A foto estrelou todos os jornais de ontem. Em Brasília, o novo presidente do Senado, Renan Calheiros (PMDB-AL), envolvido em processo criminal, sobe a rampa do Congresso para a abertura do ano legislativo. Vinte manifestantes o recebem com faixas e cartazes onde se leem "Fora Renan!", "Abaixo o Senado!", "Até quando o Poder Legislativo envergonhará o Brasil?", e, na trilha sonora, gritos de "ladrão", "safado" e "sem-vergonha". Apesar disso, Calheiros segue impávido e marcial, passando em revista a tropa, sem ver nada de errado nela -nem ela nele.

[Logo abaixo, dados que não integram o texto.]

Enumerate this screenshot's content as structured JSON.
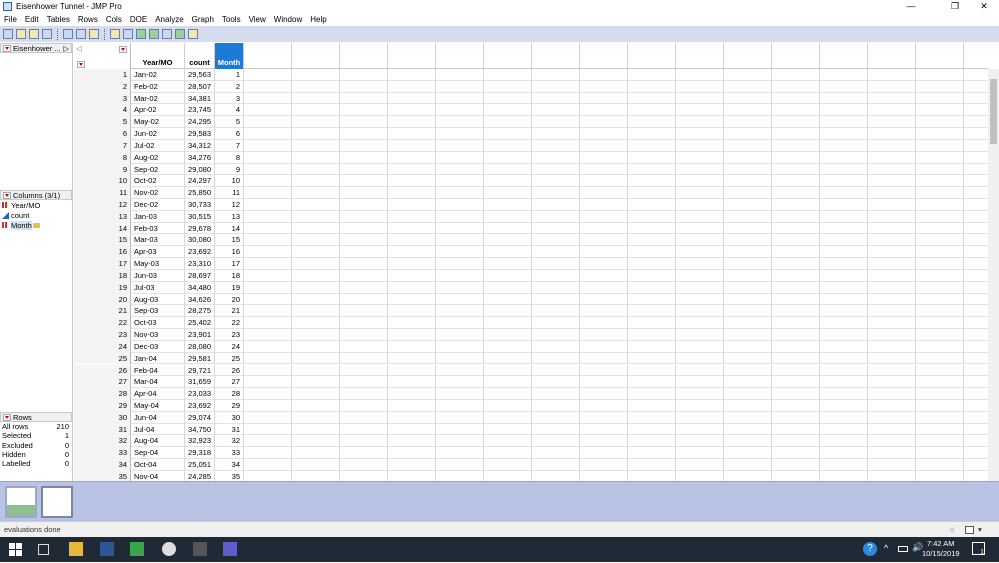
{
  "window": {
    "title": "Eisenhower Tunnel - JMP Pro",
    "minimize": "—",
    "restore": "❐",
    "close": "✕"
  },
  "menu": [
    "File",
    "Edit",
    "Tables",
    "Rows",
    "Cols",
    "DOE",
    "Analyze",
    "Graph",
    "Tools",
    "View",
    "Window",
    "Help"
  ],
  "left_panel": {
    "table_name": "Eisenhower ...",
    "columns_header": "Columns (3/1)",
    "columns": [
      {
        "name": "Year/MO",
        "type": "nominal"
      },
      {
        "name": "count",
        "type": "continuous"
      },
      {
        "name": "Month",
        "type": "nominal",
        "selected": true
      }
    ],
    "rows_header": "Rows",
    "rows_info": [
      {
        "label": "All rows",
        "value": "210"
      },
      {
        "label": "Selected",
        "value": "1"
      },
      {
        "label": "Excluded",
        "value": "0"
      },
      {
        "label": "Hidden",
        "value": "0"
      },
      {
        "label": "Labelled",
        "value": "0"
      }
    ]
  },
  "table": {
    "headers": [
      "Year/MO",
      "count",
      "Month"
    ],
    "selected_column": "Month",
    "rows": [
      [
        "1",
        "Jan-02",
        "29,563",
        "1"
      ],
      [
        "2",
        "Feb-02",
        "28,507",
        "2"
      ],
      [
        "3",
        "Mar-02",
        "34,381",
        "3"
      ],
      [
        "4",
        "Apr-02",
        "23,745",
        "4"
      ],
      [
        "5",
        "May-02",
        "24,295",
        "5"
      ],
      [
        "6",
        "Jun-02",
        "29,583",
        "6"
      ],
      [
        "7",
        "Jul-02",
        "34,312",
        "7"
      ],
      [
        "8",
        "Aug-02",
        "34,276",
        "8"
      ],
      [
        "9",
        "Sep-02",
        "29,080",
        "9"
      ],
      [
        "10",
        "Oct-02",
        "24,297",
        "10"
      ],
      [
        "11",
        "Nov-02",
        "25,850",
        "11"
      ],
      [
        "12",
        "Dec-02",
        "30,733",
        "12"
      ],
      [
        "13",
        "Jan-03",
        "30,515",
        "13"
      ],
      [
        "14",
        "Feb-03",
        "29,678",
        "14"
      ],
      [
        "15",
        "Mar-03",
        "30,080",
        "15"
      ],
      [
        "16",
        "Apr-03",
        "23,692",
        "16"
      ],
      [
        "17",
        "May-03",
        "23,310",
        "17"
      ],
      [
        "18",
        "Jun-03",
        "28,697",
        "18"
      ],
      [
        "19",
        "Jul-03",
        "34,480",
        "19"
      ],
      [
        "20",
        "Aug-03",
        "34,626",
        "20"
      ],
      [
        "21",
        "Sep-03",
        "28,275",
        "21"
      ],
      [
        "22",
        "Oct-03",
        "25,402",
        "22"
      ],
      [
        "23",
        "Nov-03",
        "23,901",
        "23"
      ],
      [
        "24",
        "Dec-03",
        "28,080",
        "24"
      ],
      [
        "25",
        "Jan-04",
        "29,581",
        "25"
      ],
      [
        "26",
        "Feb-04",
        "29,721",
        "26"
      ],
      [
        "27",
        "Mar-04",
        "31,659",
        "27"
      ],
      [
        "28",
        "Apr-04",
        "23,033",
        "28"
      ],
      [
        "29",
        "May-04",
        "23,692",
        "29"
      ],
      [
        "30",
        "Jun-04",
        "29,074",
        "30"
      ],
      [
        "31",
        "Jul-04",
        "34,750",
        "31"
      ],
      [
        "32",
        "Aug-04",
        "32,923",
        "32"
      ],
      [
        "33",
        "Sep-04",
        "29,318",
        "33"
      ],
      [
        "34",
        "Oct-04",
        "25,051",
        "34"
      ],
      [
        "35",
        "Nov-04",
        "24,285",
        "35"
      ]
    ]
  },
  "status": {
    "text": "evaluations done"
  },
  "taskbar": {
    "time": "7:42 AM",
    "date": "10/15/2019",
    "notifications": "1"
  },
  "colors": {
    "selected_header": "#1e7ad8",
    "toolbar": "#d5dcee",
    "thumb_strip": "#b9c3e3",
    "taskbar": "#1f2a36"
  }
}
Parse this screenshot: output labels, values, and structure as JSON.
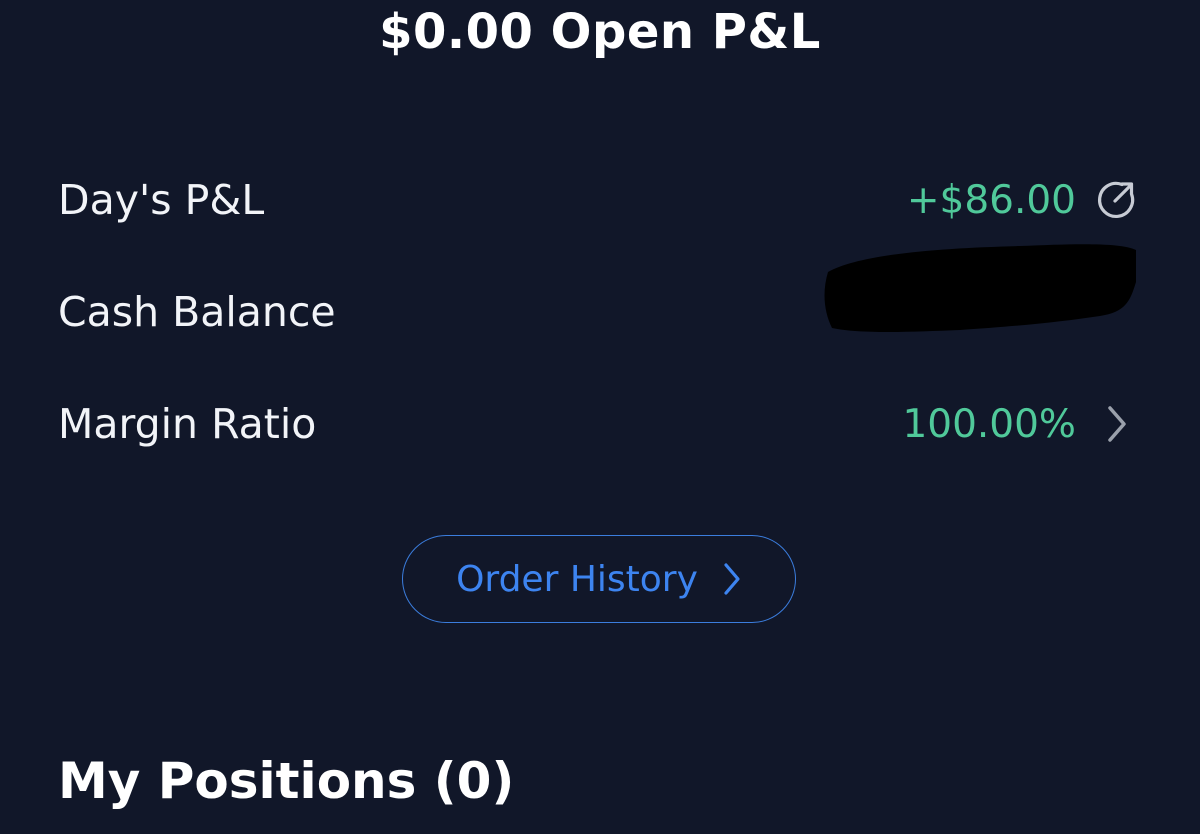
{
  "header": {
    "title": "$0.00 Open P&L"
  },
  "account": {
    "rows": [
      {
        "label": "Day's P&L",
        "value": "+$86.00",
        "icon": "share-arrow-icon"
      },
      {
        "label": "Cash Balance",
        "value": "",
        "redacted": true
      },
      {
        "label": "Margin Ratio",
        "value": "100.00%",
        "icon": "chevron-right-icon"
      }
    ]
  },
  "order_history": {
    "label": "Order History",
    "icon": "chevron-right-icon"
  },
  "positions": {
    "title": "My Positions (0)"
  },
  "colors": {
    "background": "#111729",
    "positive": "#50c99a",
    "link": "#3d84f0",
    "icon_gray": "#c7cbd4"
  }
}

Até pelos soldados fardados de azul e tocando tambor à sua passagem, a cena poderia estar numa opereta de Ernst Lubitsch nos anos 30, com Maurice Chevalier e Jeanette MacDonald, ou numa tampa de caixa de bombons. Calheiros tomou posse sob uma avalanche de editoriais, artigos, cartuns e cartas de leitores, todos contra, mas suas orelhas não arderam nem por um segundo.
Assim como passou pelos soldadinhos como se eles fossem de chumbo e pelos manifestantes como se não existissem, Renan ignorou também a saraivada da mídia. E por que não? Se seus colegas de 20 partidos, entre os quais o PSDB, não se importam de ser presididos por alguém com uma biografia tão cheia de sombras, por que se irritar com críticas que, para ele, têm tanto volume e alcance quanto as dos manifestantes com suas faixas?
A superioridade de Renan reflete o estado de espírito da maioria dos políticos em relação a quem os elege. É exatamente como no cinema. O Congresso é a tela em que eles interpretam seus papéis, maiores que a vida e inalcançáveis pelos espectadores. A função destes é a de, se quiserem, assistir a eles, sentados em suas poltronas, e, no máximo, ruminando sua pipoca.
E, a cada quatro anos, voltar ao guichê e comprar de novo o ingresso.